Ihwal itu diungkap seniman teater Irwan Darmansyah di hadapan peserta Workshop Mamanda garapan Teater Citra Tepian Samarinda, di Wadah Bahimung, Taman Budaya Kaltim, Samarinda, Kamis 29 Agustus 2024.
Pada kegiatan yang dibuka Kepala Balai Pelestarian Kebudayaan (BPK) Kaltim-Kaltara Titit Lestari, Irwan Darmansyah menyebut Sandima adalah turunan dari Mamanda.

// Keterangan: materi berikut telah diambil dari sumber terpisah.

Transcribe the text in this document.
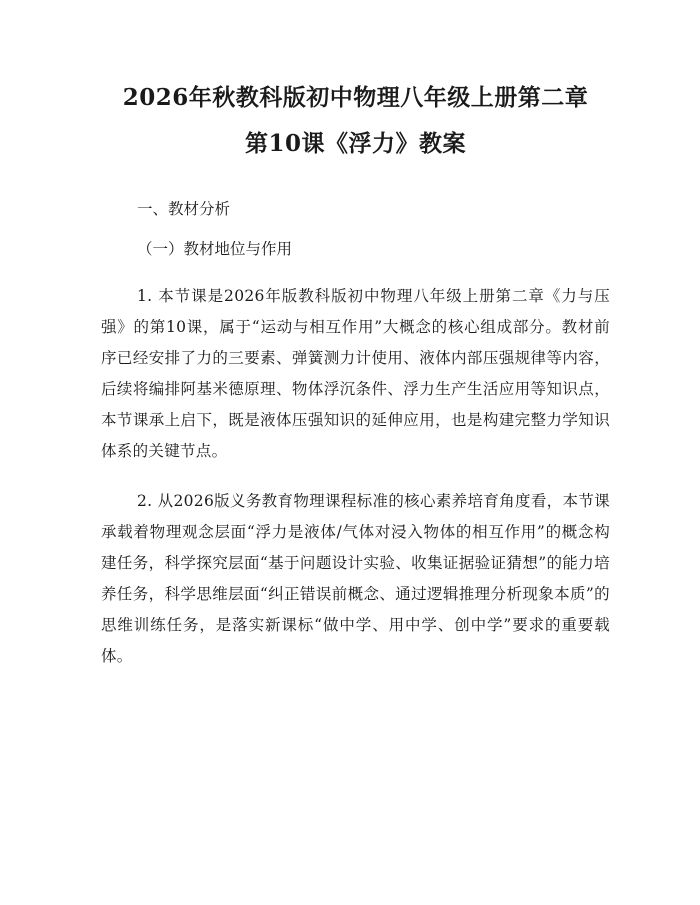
2026年秋教科版初中物理八年级上册第二章
第10课《浮力》教案
一、教材分析
（一）教材地位与作用

1. 本节课是2026年版教科版初中物理八年级上册第二章《力与压强》的第10课，属于“运动与相互作用”大概念的核心组成部分。教材前序已经安排了力的三要素、弹簧测力计使用、液体内部压强规律等内容，后续将编排阿基米德原理、物体浮沉条件、浮力生产生活应用等知识点，本节课承上启下，既是液体压强知识的延伸应用，也是构建完整力学知识体系的关键节点。

2. 从2026版义务教育物理课程标准的核心素养培育角度看，本节课承载着物理观念层面“浮力是液体/气体对浸入物体的相互作用”的概念构建任务，科学探究层面“基于问题设计实验、收集证据验证猜想”的能力培养任务，科学思维层面“纠正错误前概念、通过逻辑推理分析现象本质”的思维训练任务，是落实新课标“做中学、用中学、创中学”要求的重要载体。
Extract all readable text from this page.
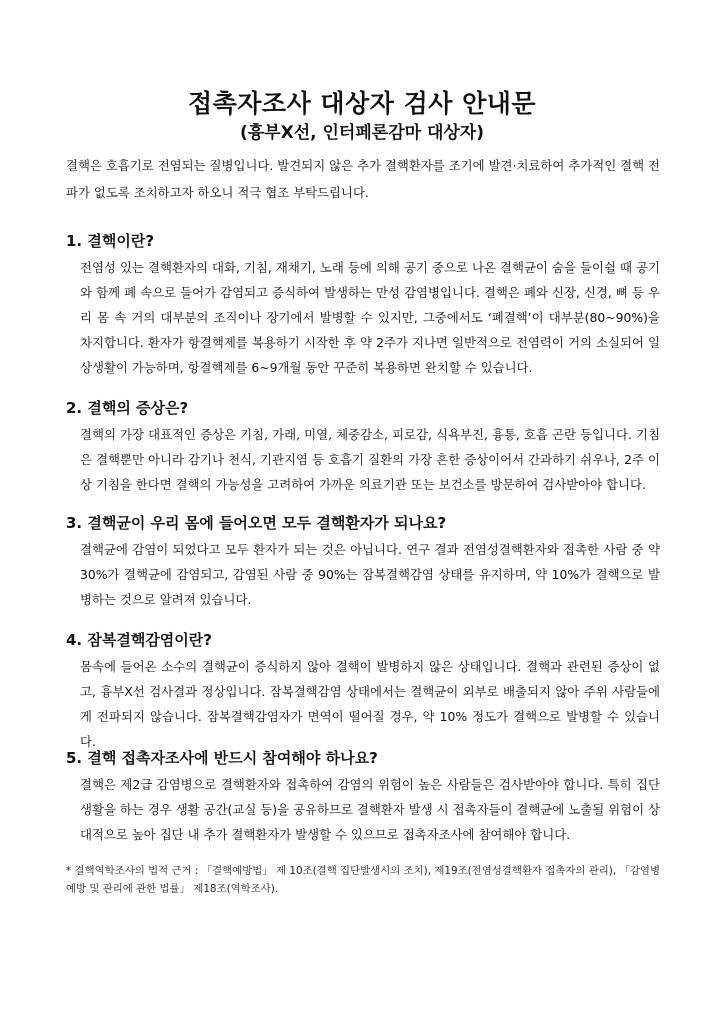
접촉자조사 대상자 검사 안내문
(흉부X선, 인터페론감마 대상자)
결핵은 호흡기로 전염되는 질병입니다. 발견되지 않은 추가 결핵환자를 조기에 발견·치료하여 추가적인 결핵 전파가 없도록 조치하고자 하오니 적극 협조 부탁드립니다.
1. 결핵이란?
전염성 있는 결핵환자의 대화, 기침, 재채기, 노래 등에 의해 공기 중으로 나온 결핵균이 숨을 들이쉴 때 공기와 함께 폐 속으로 들어가 감염되고 증식하여 발생하는 만성 감염병입니다. 결핵은 폐와 신장, 신경, 뼈 등 우리 몸 속 거의 대부분의 조직이나 장기에서 발병할 수 있지만, 그중에서도 ‘폐결핵’이 대부분(80~90%)을 차지합니다. 환자가 항결핵제를 복용하기 시작한 후 약 2주가 지나면 일반적으로 전염력이 거의 소실되어 일상생활이 가능하며, 항결핵제를 6~9개월 동안 꾸준히 복용하면 완치할 수 있습니다.
2. 결핵의 증상은?
결핵의 가장 대표적인 증상은 기침, 가래, 미열, 체중감소, 피로감, 식욕부진, 흉통, 호흡 곤란 등입니다. 기침은 결핵뿐만 아니라 감기나 천식, 기관지염 등 호흡기 질환의 가장 흔한 증상이어서 간과하기 쉬우나, 2주 이상 기침을 한다면 결핵의 가능성을 고려하여 가까운 의료기관 또는 보건소를 방문하여 검사받아야 합니다.
3. 결핵균이 우리 몸에 들어오면 모두 결핵환자가 되나요?
결핵균에 감염이 되었다고 모두 환자가 되는 것은 아닙니다. 연구 결과 전염성결핵환자와 접촉한 사람 중 약 30%가 결핵균에 감염되고, 감염된 사람 중 90%는 잠복결핵감염 상태를 유지하며, 약 10%가 결핵으로 발병하는 것으로 알려져 있습니다.
4. 잠복결핵감염이란?
몸속에 들어온 소수의 결핵균이 증식하지 않아 결핵이 발병하지 않은 상태입니다. 결핵과 관련된 증상이 없고, 흉부X선 검사결과 정상입니다. 잠복결핵감염 상태에서는 결핵균이 외부로 배출되지 않아 주위 사람들에게 전파되지 않습니다. 잠복결핵감염자가 면역이 떨어질 경우, 약 10% 정도가 결핵으로 발병할 수 있습니다.
5. 결핵 접촉자조사에 반드시 참여해야 하나요?
결핵은 제2급 감염병으로 결핵환자와 접촉하여 감염의 위험이 높은 사람들은 검사받아야 합니다. 특히 집단생활을 하는 경우 생활 공간(교실 등)을 공유하므로 결핵환자 발생 시 접촉자들이 결핵균에 노출될 위험이 상대적으로 높아 집단 내 추가 결핵환자가 발생할 수 있으므로 접촉자조사에 참여해야 합니다.
* 결핵역학조사의 법적 근거 : 「결핵예방법」 제 10조(결핵 집단발생시의 조치), 제19조(전염성결핵환자 접촉자의 관리), 「감염병 예방 및 관리에 관한 법률」 제18조(역학조사).
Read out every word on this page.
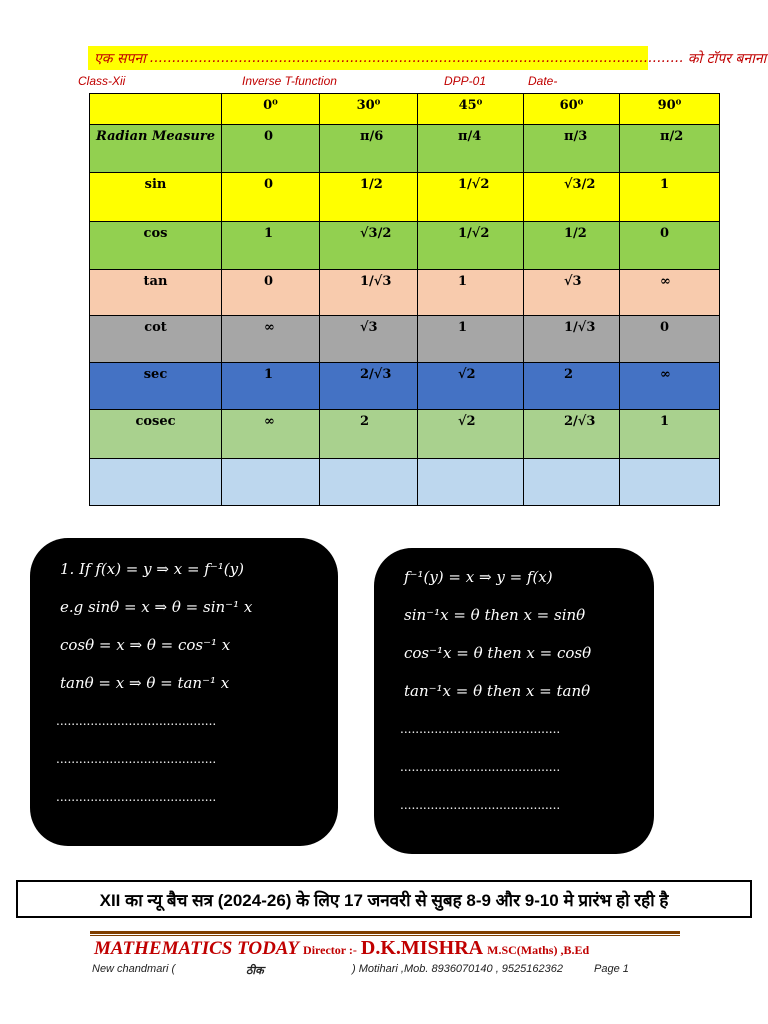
एक सपना ........................................................................................................................ को टॉपर बनाना
Class-Xii	Inverse T-function	DPP-01	Date-
	0⁰	30⁰	45⁰	60⁰	90⁰
Radian Measure	0	π/6	π/4	π/3	π/2
sin	0	1/2	1/√2	√3/2	1
cos	1	√3/2	1/√2	1/2	0
tan	0	1/√3	1	√3	∞
cot	∞	√3	1	1/√3	0
sec	1	2/√3	√2	2	∞
cosec	∞	2	√2	2/√3	1

1. If f(x) = y ⇒ x = f⁻¹(y)
e.g sinθ = x ⇒ θ = sin⁻¹ x
cosθ = x ⇒ θ = cos⁻¹ x
tanθ = x ⇒ θ = tan⁻¹ x
..........................................
..........................................
..........................................
f⁻¹(y) = x ⇒ y = f(x)
sin⁻¹x = θ then x = sinθ
cos⁻¹x = θ then x = cosθ
tan⁻¹x = θ then x = tanθ
..........................................
..........................................
..........................................
XII का न्यू बैच सत्र (2024-26) के लिए 17 जनवरी से सुबह 8-9 और 9-10 मे प्रारंभ हो रही है
MATHEMATICS TODAY Director :- D.K.MISHRA M.SC(Maths) ,B.Ed
New chandmari (	ठीक	) Motihari ,Mob. 8936070140 , 9525162362	Page 1
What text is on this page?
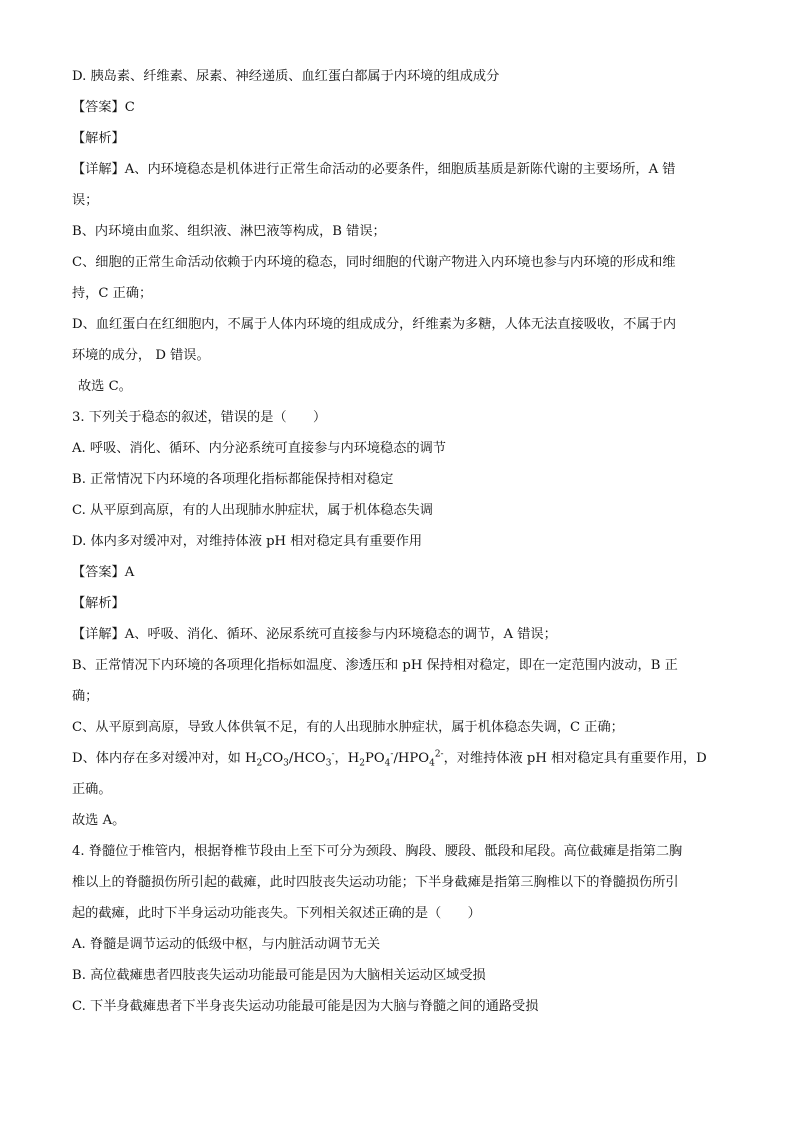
D. 胰岛素、纤维素、尿素、神经递质、血红蛋白都属于内环境的组成成分
【答案】C
【解析】
【详解】A、内环境稳态是机体进行正常生命活动的必要条件，细胞质基质是新陈代谢的主要场所，A 错
误；
B、内环境由血浆、组织液、淋巴液等构成，B 错误；
C、细胞的正常生命活动依赖于内环境的稳态，同时细胞的代谢产物进入内环境也参与内环境的形成和维
持，C 正确；
D、血红蛋白在红细胞内，不属于人体内环境的组成成分，纤维素为多糖，人体无法直接吸收，不属于内
环境的成分， D 错误。
故选 C。
3. 下列关于稳态的叙述，错误的是（　　）
A. 呼吸、消化、循环、内分泌系统可直接参与内环境稳态的调节
B. 正常情况下内环境的各项理化指标都能保持相对稳定
C. 从平原到高原，有的人出现肺水肿症状，属于机体稳态失调
D. 体内多对缓冲对，对维持体液 pH 相对稳定具有重要作用
【答案】A
【解析】
【详解】A、呼吸、消化、循环、泌尿系统可直接参与内环境稳态的调节，A 错误；
B、正常情况下内环境的各项理化指标如温度、渗透压和 pH 保持相对稳定，即在一定范围内波动，B 正
确；
C、从平原到高原，导致人体供氧不足，有的人出现肺水肿症状，属于机体稳态失调，C 正确；
D、体内存在多对缓冲对，如 $H_2CO_3/HCO_3^-$，$H_2PO_4^-/HPO_4^{2-}$，对维持体液 pH 相对稳定具有重要作用，D
正确。
故选 A。
4. 脊髓位于椎管内，根据脊椎节段由上至下可分为颈段、胸段、腰段、骶段和尾段。高位截瘫是指第二胸
椎以上的脊髓损伤所引起的截瘫，此时四肢丧失运动功能；下半身截瘫是指第三胸椎以下的脊髓损伤所引
起的截瘫，此时下半身运动功能丧失。下列相关叙述正确的是（　　）
A. 脊髓是调节运动的低级中枢，与内脏活动调节无关
B. 高位截瘫患者四肢丧失运动功能最可能是因为大脑相关运动区域受损
C. 下半身截瘫患者下半身丧失运动功能最可能是因为大脑与脊髓之间的通路受损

“Sandima hasil akulturasi seni teater dari Mamanda. Beberapa bagian ada kesamaan, seperti struktur cerita dan penokohan. Namun ada beberapa pakem atau pola tradisi Mamanda tidak ada di dalam Sandima,” kata Wawan Timor, sapaan akrab Irwan Darmansyah di dunia teater Kaltim.
Wawan menyebut, pakem-pakem yang ‘hilang’ dari Mamanda itu ada pada ‘beladun’ dan beberapa lagu yang dibawakan raja, permaisuri, putri dan tokoh lainnya. Termasuk, stilisasi gerak para tokoh dan musik.
“Di Sandima tidak ada itu. Karena tidak ada, maka di tahun ‘70-an para senimannya di Samarinda menamakannya Sandiwara Mamanda atau Sandima. Dan memang, Sandima hanya tumbuh dan berkembang di Samarinda hingga sekarang,” ujarnya.
Di Kaltim, lanjut Wawan, hanya dua daerah yang masih mempunyai pakem Mamanda lengkap, yakni Mamanda Berau dan Mamanda Kutai.
“Yang membedakan cuma di bahasa pengantar, yakni bahasa Kutai dan bahasa Berau,” sebut Wawan.
Kendati begitu, Wawan tidak mempersoalkan perbedaan antara Mamanda yang datang dari Kalimantan Selatan, dan Sandima dari Samarinda atau Mamanda Kutai dan Berau.
“Karena mempunyai roh yang sama,” imbuhnya.